Wav 文件头

本文将详细解释 Wav 头文件，并展示利用 python 构建 Wav 头文件，配合 fastapi 将合成语音以"audio/wav"格式进行传输。

Wav 文件

WAV，即WAVE(Waveform Audio File Format, 波形音频文件格式)，是微软资源交换文件格式(RIFF)规范的一个子集，用于存储数字音频文件。这种格式不对比特流进行任何压缩，并以不同的采样率和比特率存储音频。它一直是音频cd的标准格式之一。Wave文件比MP3等新的音频文件格式更大，MP3使用有损压缩来减少文件大小，同时保持相同的音频质量。然而，WAV文件可以使用音频压缩管理器(ACM)编解码器压缩。有几个可用的api和应用程序可以将WAV文件转换为其他流行的音频文件格式。

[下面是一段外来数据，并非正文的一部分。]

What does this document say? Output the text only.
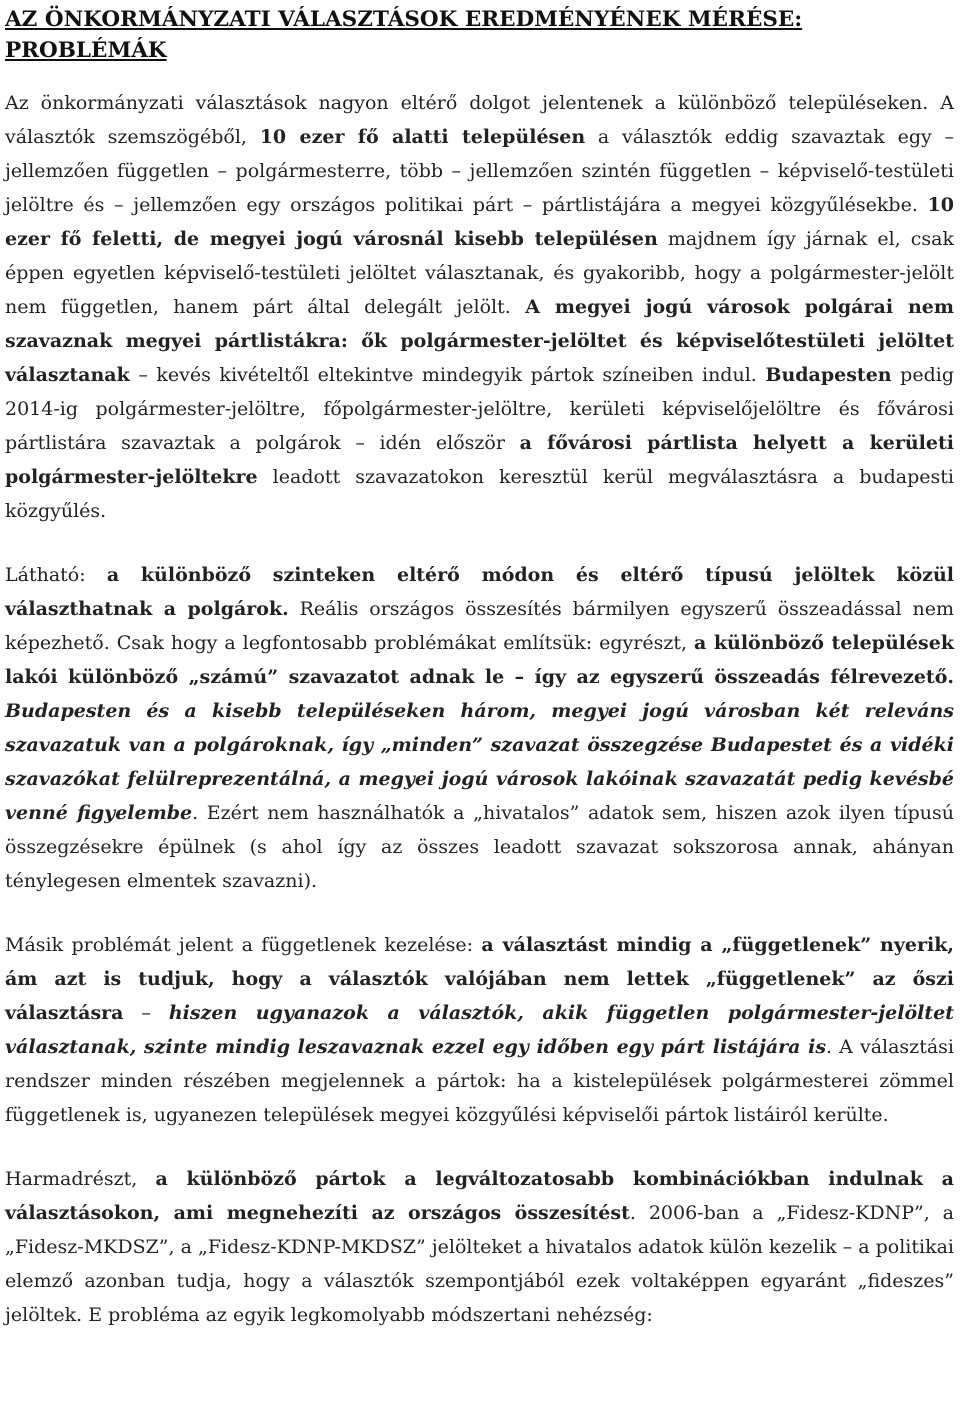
AZ ÖNKORMÁNYZATI VÁLASZTÁSOK EREDMÉNYÉNEK MÉRÉSE: PROBLÉMÁK

Az önkormányzati választások nagyon eltérő dolgot jelentenek a különböző településeken. A választók szemszögéből, 10 ezer fő alatti településen a választók eddig szavaztak egy – jellemzően független – polgármesterre, több – jellemzően szintén független – képviselő-testületi jelöltre és – jellemzően egy országos politikai párt – pártlistájára a megyei közgyűlésekbe. 10 ezer fő feletti, de megyei jogú városnál kisebb településen majdnem így járnak el, csak éppen egyetlen képviselő-testületi jelöltet választanak, és gyakoribb, hogy a polgármester-jelölt nem független, hanem párt által delegált jelölt. A megyei jogú városok polgárai nem szavaznak megyei pártlistákra: ők polgármester-jelöltet és képviselőtestületi jelöltet választanak – kevés kivételtől eltekintve mindegyik pártok színeiben indul. Budapesten pedig 2014-ig polgármester-jelöltre, főpolgármester-jelöltre, kerületi képviselőjelöltre és fővárosi pártlistára szavaztak a polgárok – idén először a fővárosi pártlista helyett a kerületi polgármester-jelöltekre leadott szavazatokon keresztül kerül megválasztásra a budapesti közgyűlés.

Látható: a különböző szinteken eltérő módon és eltérő típusú jelöltek közül választhatnak a polgárok. Reális országos összesítés bármilyen egyszerű összeadással nem képezhető. Csak hogy a legfontosabb problémákat említsük: egyrészt, a különböző települések lakói különböző „számú” szavazatot adnak le – így az egyszerű összeadás félrevezető. Budapesten és a kisebb településeken három, megyei jogú városban két releváns szavazatuk van a polgároknak, így „minden” szavazat összegzése Budapestet és a vidéki szavazókat felülreprezentálná, a megyei jogú városok lakóinak szavazatát pedig kevésbé venné figyelembe. Ezért nem használhatók a „hivatalos” adatok sem, hiszen azok ilyen típusú összegzésekre épülnek (s ahol így az összes leadott szavazat sokszorosa annak, ahányan ténylegesen elmentek szavazni).

Másik problémát jelent a függetlenek kezelése: a választást mindig a „függetlenek” nyerik, ám azt is tudjuk, hogy a választók valójában nem lettek „függetlenek” az őszi választásra – hiszen ugyanazok a választók, akik független polgármester-jelöltet választanak, szinte mindig leszavaznak ezzel egy időben egy párt listájára is. A választási rendszer minden részében megjelennek a pártok: ha a kistelepülések polgármesterei zömmel függetlenek is, ugyanezen települések megyei közgyűlési képviselői pártok listáiról kerülte.

Harmadrészt, a különböző pártok a legváltozatosabb kombinációkban indulnak a választásokon, ami megnehezíti az országos összesítést. 2006-ban a „Fidesz-KDNP”, a „Fidesz-MKDSZ”, a „Fidesz-KDNP-MKDSZ” jelölteket a hivatalos adatok külön kezelik – a politikai elemző azonban tudja, hogy a választók szempontjából ezek voltaképpen egyaránt „fideszes” jelöltek. E probléma az egyik legkomolyabb módszertani nehézség:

A WAVE file has a single “WAVE” chunk which consists of two sub-chunks:

a “fmt” chunk - specifies the data format
a “data” chunk - contains the actual sample data

Wav 头文件

| 1byte=8bits

位置	值	描述
1-4	“RIFF”	Marks the file as a riff file. Characters are each 1 byte long.
5-8	File size (integer)	Size of the overall file - 4 bytes, in bytes (32-bit integer). Typically, you’d fill this in after creation.
9-12	“WAVE”	File Type Header. For our purposes, it always equals “WAVE”.
13-16	“fmt "	Format chunk marker. Includes trailing null
17-20	16	b’\x10\x00\x00\x00’, Length of format data as listed above
21-22	1	Type of format (1 is PCM) - 2 byte integer
23-24	2	Number of Channels - 2 byte integer
25-28	44100	Sample Rate - 32 byte integer. Common values are 44100 (CD), 48000 (DAT). Sample Rate = Number of Samples per second, or Hertz.
29-32	176400	(Sample Rate * BitsPerSample * Channels) / 8.
33-34	4	(BitsPerSample * Channels) / 8. [1 - 8 bit mono] [2 - 8 bit stereo/16 bit mono] [4 - 16 bit stereo]
35-36	16	Bits per sample
37-40	“data”	“data” chunk header. Marks the beginning of the data section.
41-44	File size (data)	Size of the data section.

python 构建 Wav 头文件

def create_wav_header(audio_size: int, sampleRate:int, bits:int, channel:int):
    header = b''
    header += b"RIFF"
    header += struct.pack('i', int(audio_size + 44 - 8))
    header += b"WAVEfmt "
    header += b'\x10\x00\x00\x00'
    header += b'\x01\x00'
    header += struct.pack('H', channel)
    header += struct.pack('i', sampleRate)
    header += struct.pack('i', int(sampleRate * bits / 8))
    header += struct.pack('H', int(channel * bits / 8))
    header += struct.pack('H', bits)
    header += b'data'
    header += struct.pack('i', audio_size)
    return header

Python fastapi TTS 后端

from fastapi import FastAPI, Response
from synthesize_fastapi import *

app = FastAPI()

@app.post("/api/tts")
async def systhesize(text):
    wav = synthesize(text)  # 这里合成语音为 numpy.array(float32)格式, [-1, 1]
    wav =  wav * 32767
    wav = wav.astype(np.short)
    hdr = create_wav_header(wav.shape[0] * 2, int(sample_rate), 16, 1)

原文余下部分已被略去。